Any help will be appreciated.
Thanks in advance. 
HTTT.
 A: Sorry I'm a little late but here are some. Note: Though I am an operator algebraist, I'm not a $C^*$-algebraist. Also (from my understanding) $C^*$-algebras are not as useful in representation theory as say some of the founders of the theory had desired. So much of this will be purely for operator algebra interests though there is some applications. Finally I'm not quite sure what level you want (is this for a master's thesis?). But enough with the preliminaries...
1.) K-theory. This is a quite large area (here I include K-homology and the bivariant KK-theory) including BDF theory and much of the classical topological K-theory. In fact there is a reasonably short proof of Bott periodicity by Cuntz (this is suitable for an undergrad honor thesis, it was mine). Going on from this you can go onto to classify approximatly finite dimensional algebras.

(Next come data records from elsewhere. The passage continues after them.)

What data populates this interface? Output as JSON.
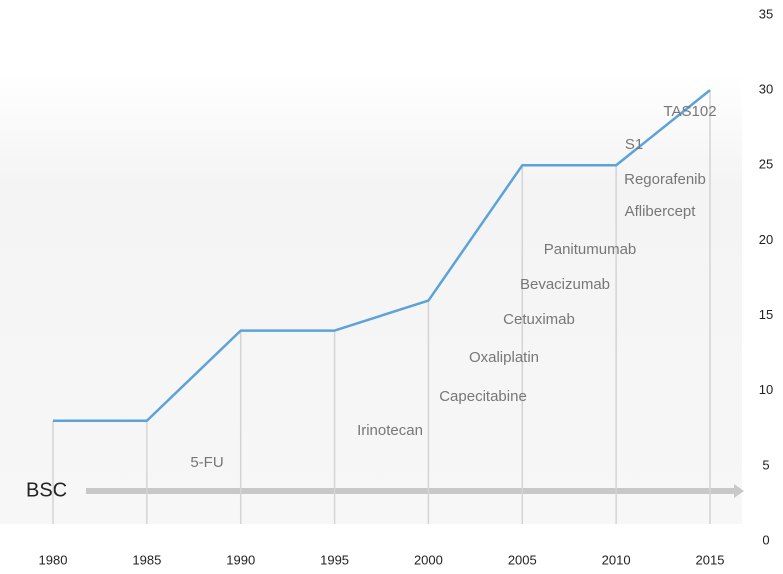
{
  "chart_data": {
    "type": "line",
    "x": [
      1980,
      1985,
      1990,
      1995,
      2000,
      2005,
      2010,
      2015
    ],
    "values": [
      8,
      8,
      14,
      14,
      16,
      25,
      25,
      30
    ],
    "color": "#5ba3d9",
    "xlim": [
      1980,
      2015
    ],
    "xticks": [
      1980,
      1985,
      1990,
      1995,
      2000,
      2005,
      2010,
      2015
    ],
    "ylim": [
      0,
      35
    ],
    "yticks": [
      0,
      5,
      10,
      15,
      20,
      25,
      30,
      35
    ],
    "grid": true,
    "baseline_label": "BSC",
    "annotations": [
      "5-FU",
      "Irinotecan",
      "Capecitabine",
      "Oxaliplatin",
      "Cetuximab",
      "Bevacizumab",
      "Panitumumab",
      "Aflibercept",
      "Regorafenib",
      "S1",
      "TAS102"
    ]
  }
}
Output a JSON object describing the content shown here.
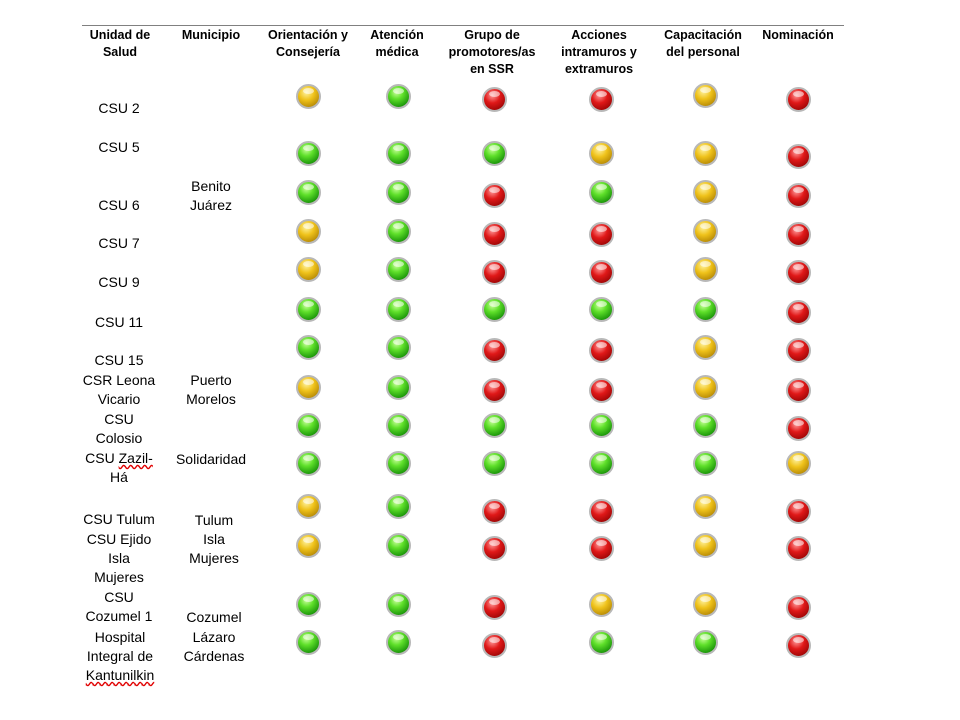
{
  "headers": [
    "Unidad de\nSalud",
    "Municipio",
    "Orientación y\nConsejería",
    "Atención\nmédica",
    "Grupo de\npromotores/as\nen SSR",
    "Acciones\nintramuros y\nextramuros",
    "Capacitación\ndel personal",
    "Nominación"
  ],
  "units": [
    {
      "text": "CSU 2",
      "spell_error": ""
    },
    {
      "text": "CSU 5",
      "spell_error": ""
    },
    {
      "text": "CSU 6",
      "spell_error": ""
    },
    {
      "text": "CSU 7",
      "spell_error": ""
    },
    {
      "text": "CSU 9",
      "spell_error": ""
    },
    {
      "text": "CSU 11",
      "spell_error": ""
    },
    {
      "text": "CSU 15",
      "spell_error": ""
    },
    {
      "text": "CSR Leona\nVicario",
      "spell_error": ""
    },
    {
      "text": "CSU\nColosio",
      "spell_error": ""
    },
    {
      "text": "CSU ",
      "spell_error": "Zazil-",
      "text_after": "\nHá"
    },
    {
      "text": "CSU Tulum",
      "spell_error": ""
    },
    {
      "text": "CSU Ejido\nIsla\nMujeres",
      "spell_error": ""
    },
    {
      "text": "CSU\nCozumel 1",
      "spell_error": ""
    },
    {
      "text": "Hospital\nIntegral de\n",
      "spell_error": "Kantunilkin"
    }
  ],
  "municipios": [
    "Benito\nJuárez",
    "Puerto\nMorelos",
    "Solidaridad",
    "Tulum",
    "Isla\nMujeres",
    "Cozumel",
    "Lázaro\nCárdenas"
  ],
  "status_colors": {
    "green": "#2fbf16",
    "yellow": "#e4b514",
    "red": "#c40d0d"
  },
  "indicator_rows": [
    [
      "yellow",
      "green",
      "red",
      "red",
      "yellow",
      "red"
    ],
    [
      "green",
      "green",
      "green",
      "yellow",
      "yellow",
      "red"
    ],
    [
      "green",
      "green",
      "red",
      "green",
      "yellow",
      "red"
    ],
    [
      "yellow",
      "green",
      "red",
      "red",
      "yellow",
      "red"
    ],
    [
      "yellow",
      "green",
      "red",
      "red",
      "yellow",
      "red"
    ],
    [
      "green",
      "green",
      "green",
      "green",
      "green",
      "red"
    ],
    [
      "green",
      "green",
      "red",
      "red",
      "yellow",
      "red"
    ],
    [
      "yellow",
      "green",
      "red",
      "red",
      "yellow",
      "red"
    ],
    [
      "green",
      "green",
      "green",
      "green",
      "green",
      "red"
    ],
    [
      "green",
      "green",
      "green",
      "green",
      "green",
      "yellow"
    ],
    [
      "yellow",
      "green",
      "red",
      "red",
      "yellow",
      "red"
    ],
    [
      "yellow",
      "green",
      "red",
      "red",
      "yellow",
      "red"
    ],
    [
      "green",
      "green",
      "red",
      "yellow",
      "yellow",
      "red"
    ],
    [
      "green",
      "green",
      "red",
      "green",
      "green",
      "red"
    ]
  ]
}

2.) Related to the first there is the theory of nuclear $C^*$-algebras. This could include, Haagerup's characterization as amenable $C^*$-algebras as well as Eliot's classification theory.
3.) Non-commutative geometry. This is a HUGE area (in fact it subsumes 1) but specifically things which I think are particularly nice are the Baum-Connes conjecture related things. In particular the proof of Baum-Connes for groups with the Haagerup property (I haven't looked at this so am not sure if this at an appropriate level). There is also the related work on the strong Novikov conjecture. 
4.) Kirchberg's work on exact $C^*$-algebras.
5.) Ozawa work on solid von Neumann algebras uses significant amount of $C^*$-algebra theory (though these methods have been subsumed by now by other methods).
These are just a few. I can give some references if you would like, I know this is alot to take in.